In the 90s, when the WWW appeared, resources were published on the Internet by uploading files directly to a server via FTP and, if the server had all the necessary dependencies configured by the system administrator, the web became accessible. What seemed like a marvel during those years, became a very complex task as the software evolved and the years went by. More dependencies, more frameworks and many configurations that had to be moved to run a certain service. The expression ” It works on my machine” became popular among developers and operations people had a lot of dependency problems to deploy these new versions of the applications.
To solve this problem, in 2013 Docker and container technology was introduced, a lighter form of virtualization (it shares Kernel with the host) than virtual machines because it does not contain virtual hardware as VMs do.
A container encapsulates all the software dependencies and configurations that a program needs, creating a closed environment for the program to function properly. As a result, we gain portability, which is the main advantage of Docker. This greatly simplified deployments and started to popularize the culture of microservices, encapsulating all kinds of programs in these containers to simplify their management.
The problem is that when this was adopted by the industry, manual container management became inefficient. For example, it’s impossible to think that Google only manages about 10 containers, it probably manages millions, and simplifying deployment was great, but with it, a new need was created. Software that would manage all containers and minimize manual optimization and review tasks such as scalability improvements, check for failures, or take into account the communication between these containers, which are isolated by default.
All these aspects encouraged, in 2015, the creation, by Google, of Kubernetes, a container orchestrator that solved and simplified all those details. This orchestrator works by separating the functional components, on the one hand, the Control Plane and on the other, the Worker nodes.
The Control Plane is in charge of the operation of the cluster, it has four fundamental parts:
- Etcd: stores configuration (etcd).
- Controller Manager: Contains all the controllers, for example, the one for the nodes, in charge of monitoring the workers and knowing their status, among others.
- Scheduler: It is in charge of deciding which containers go to each node.
- Kube-apiserver: The Api provided by Control Plane to manage all these details.
The Workers nodes, which are in charge of executing the workloads, are divided into three parts. We can have n workers and the functionality of the Control Plane is to manage them and divide their workloads:
- Kubelet: It is an agent that runs on each node and ensures that the containers are deployed in instances called “pods”. One of the main functionalities is the supervision of the health and correct execution of these containers.
- Kube-proxy: It is responsible for networking within the Kubernetes network. Redirects requests, controls permissions and enforces relevant policies to meet the desired communication.
- Container runtime: It is the container execution engine we use for virtualization, typically containerd (Docker).
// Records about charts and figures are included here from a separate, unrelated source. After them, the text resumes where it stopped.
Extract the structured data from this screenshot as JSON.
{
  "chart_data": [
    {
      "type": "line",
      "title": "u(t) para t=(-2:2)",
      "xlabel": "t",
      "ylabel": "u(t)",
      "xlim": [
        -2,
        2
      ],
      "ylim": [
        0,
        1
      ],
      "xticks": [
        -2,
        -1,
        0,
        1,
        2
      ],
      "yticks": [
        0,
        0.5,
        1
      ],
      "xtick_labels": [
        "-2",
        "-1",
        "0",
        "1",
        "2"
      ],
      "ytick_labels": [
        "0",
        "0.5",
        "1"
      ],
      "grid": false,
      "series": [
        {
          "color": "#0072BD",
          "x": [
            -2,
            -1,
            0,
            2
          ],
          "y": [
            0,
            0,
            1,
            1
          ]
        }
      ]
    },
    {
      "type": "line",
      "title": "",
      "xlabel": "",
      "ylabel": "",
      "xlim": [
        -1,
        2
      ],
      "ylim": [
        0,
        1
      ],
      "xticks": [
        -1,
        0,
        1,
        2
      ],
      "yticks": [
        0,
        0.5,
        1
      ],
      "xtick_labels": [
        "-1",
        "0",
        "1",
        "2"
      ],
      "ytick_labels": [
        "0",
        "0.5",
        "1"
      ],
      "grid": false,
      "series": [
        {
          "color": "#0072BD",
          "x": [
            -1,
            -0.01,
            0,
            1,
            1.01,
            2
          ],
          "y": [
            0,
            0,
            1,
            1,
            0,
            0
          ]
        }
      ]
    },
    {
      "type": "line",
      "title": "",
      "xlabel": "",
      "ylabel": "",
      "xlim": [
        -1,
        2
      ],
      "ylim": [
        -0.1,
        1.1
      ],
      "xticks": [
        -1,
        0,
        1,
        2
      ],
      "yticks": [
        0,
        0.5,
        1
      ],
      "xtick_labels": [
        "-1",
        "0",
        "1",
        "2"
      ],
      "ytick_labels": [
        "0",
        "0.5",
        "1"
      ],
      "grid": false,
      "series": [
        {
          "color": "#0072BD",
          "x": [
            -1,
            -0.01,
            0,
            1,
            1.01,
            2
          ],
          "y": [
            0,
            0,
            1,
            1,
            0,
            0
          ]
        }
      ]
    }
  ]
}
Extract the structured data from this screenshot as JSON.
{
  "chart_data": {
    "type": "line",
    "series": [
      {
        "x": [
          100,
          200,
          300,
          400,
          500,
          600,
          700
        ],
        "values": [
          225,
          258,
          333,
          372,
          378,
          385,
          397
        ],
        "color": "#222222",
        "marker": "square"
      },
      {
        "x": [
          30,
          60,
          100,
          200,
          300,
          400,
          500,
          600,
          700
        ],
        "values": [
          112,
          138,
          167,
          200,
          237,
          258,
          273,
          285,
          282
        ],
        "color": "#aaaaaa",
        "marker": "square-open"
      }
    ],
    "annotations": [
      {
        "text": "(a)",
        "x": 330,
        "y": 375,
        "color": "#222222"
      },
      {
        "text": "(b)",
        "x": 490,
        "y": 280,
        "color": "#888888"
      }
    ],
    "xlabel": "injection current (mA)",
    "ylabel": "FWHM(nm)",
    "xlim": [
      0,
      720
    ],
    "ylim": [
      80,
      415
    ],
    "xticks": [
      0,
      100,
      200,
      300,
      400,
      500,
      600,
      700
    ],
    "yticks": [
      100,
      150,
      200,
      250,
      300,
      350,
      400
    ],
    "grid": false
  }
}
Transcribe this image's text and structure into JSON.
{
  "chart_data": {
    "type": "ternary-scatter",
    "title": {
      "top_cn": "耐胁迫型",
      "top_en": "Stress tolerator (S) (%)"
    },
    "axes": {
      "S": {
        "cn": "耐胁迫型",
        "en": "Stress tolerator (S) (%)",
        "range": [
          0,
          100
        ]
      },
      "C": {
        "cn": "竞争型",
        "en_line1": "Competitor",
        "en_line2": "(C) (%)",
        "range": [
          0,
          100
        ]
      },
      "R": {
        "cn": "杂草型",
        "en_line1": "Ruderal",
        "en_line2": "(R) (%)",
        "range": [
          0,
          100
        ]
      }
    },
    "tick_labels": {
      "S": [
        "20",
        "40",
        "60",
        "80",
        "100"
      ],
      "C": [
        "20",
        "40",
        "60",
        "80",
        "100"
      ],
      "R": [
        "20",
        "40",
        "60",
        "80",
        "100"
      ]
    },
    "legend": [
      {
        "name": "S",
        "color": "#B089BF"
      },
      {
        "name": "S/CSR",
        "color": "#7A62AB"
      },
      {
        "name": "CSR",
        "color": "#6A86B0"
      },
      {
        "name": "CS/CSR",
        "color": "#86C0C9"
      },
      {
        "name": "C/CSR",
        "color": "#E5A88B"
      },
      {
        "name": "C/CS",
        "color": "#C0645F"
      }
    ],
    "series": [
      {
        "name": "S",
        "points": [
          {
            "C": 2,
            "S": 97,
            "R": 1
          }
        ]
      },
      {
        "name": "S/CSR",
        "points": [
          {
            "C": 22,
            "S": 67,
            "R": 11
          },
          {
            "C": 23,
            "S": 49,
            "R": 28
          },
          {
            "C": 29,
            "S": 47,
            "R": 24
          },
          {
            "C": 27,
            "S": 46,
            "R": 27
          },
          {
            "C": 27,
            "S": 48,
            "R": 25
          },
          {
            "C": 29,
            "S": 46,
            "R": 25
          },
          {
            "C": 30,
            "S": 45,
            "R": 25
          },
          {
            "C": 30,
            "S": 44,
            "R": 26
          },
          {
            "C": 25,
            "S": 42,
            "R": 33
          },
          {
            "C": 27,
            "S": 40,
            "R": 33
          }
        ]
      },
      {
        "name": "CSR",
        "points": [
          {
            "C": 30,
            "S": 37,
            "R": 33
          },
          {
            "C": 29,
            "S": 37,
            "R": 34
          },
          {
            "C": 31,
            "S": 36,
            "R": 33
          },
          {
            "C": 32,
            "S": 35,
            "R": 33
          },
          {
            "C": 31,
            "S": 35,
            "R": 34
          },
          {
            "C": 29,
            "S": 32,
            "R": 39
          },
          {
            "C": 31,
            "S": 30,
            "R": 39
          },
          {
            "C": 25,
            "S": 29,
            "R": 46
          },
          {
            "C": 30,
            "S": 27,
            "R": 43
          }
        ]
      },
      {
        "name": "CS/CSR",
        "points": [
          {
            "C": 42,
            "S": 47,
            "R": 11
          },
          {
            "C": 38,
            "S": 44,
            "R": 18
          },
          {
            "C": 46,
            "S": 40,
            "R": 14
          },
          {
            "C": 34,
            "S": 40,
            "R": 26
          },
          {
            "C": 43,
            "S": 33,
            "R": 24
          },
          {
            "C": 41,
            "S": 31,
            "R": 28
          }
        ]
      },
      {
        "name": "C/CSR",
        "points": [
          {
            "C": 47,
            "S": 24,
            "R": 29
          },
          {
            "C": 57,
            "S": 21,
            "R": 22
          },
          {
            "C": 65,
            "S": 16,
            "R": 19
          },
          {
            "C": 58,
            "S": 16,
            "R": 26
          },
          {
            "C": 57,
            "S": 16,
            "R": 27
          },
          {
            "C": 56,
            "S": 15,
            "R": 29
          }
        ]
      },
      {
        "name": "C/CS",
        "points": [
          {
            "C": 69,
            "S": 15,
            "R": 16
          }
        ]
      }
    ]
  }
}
Applications to run on Kubernetes have to be described by a file called manifest. There is a type of resources called Deployments that are in charge of defining our application.
Beyond this small base, networking by default is isolated, just as in Docker, by default only internal content can be accessed, the same applies to Kubernetes. Nonetheless, there are mechanisms that indicate to the proxy that it has to allow a certain communication flow. This is why there are components called Services, whose main function is to expose an application so that it can be accessed from outside the cluster (the case of the Load Balancer in the image above).
The main advantages of Kubernetes are the flexibility, resiliency and high availability it offers. For example, when it detects that a container has failed, it automatically redeploys it. When it sees that a Worker node is heavily loaded in terms of resources, it tries (whenever possible) to balance the load between the other nodes in the cluster, which is possible thanks to the portability of containers, since it is very easy to move a container between two nodes.
But one of the most important features of Kubernetes, considering the rise of Cloud Computing, is the high scalability it offers. We have components within Kubernetes that are able to monitor the load that a container is having and when exceeding certain resource limits set by the administrator, it scales the application generating a copy of the container and dividing the load between the resulting containers. In this way, it lightens the load on the first container and distributes the requests between the two containers.
This casuistry has become very interesting in the Cloud environment, since a system can eventually become as scalable as we want it to be. If an application has a load spike, Kubernetes can autonomously distribute the load across the cluster to verify the correct operation of the application. But in the event that all nodes in the cluster are experiencing a load that prevents the normal operation of the application, there are other tools that allow to automatically provision nodes to the cluster with machines from Cloud providers to solve this peak without downtimes.
In conclusion, nowadays Kubernetes has become not a great advantage in the infrastructure, but a necessity due to all the advantages it presents, which solve everyday problems and, as we have seen in this article, greatly lighten the workload of system administrators and in large enterprise environments where this complexity can become gigantic if you do not have a proper management mechanism like this one.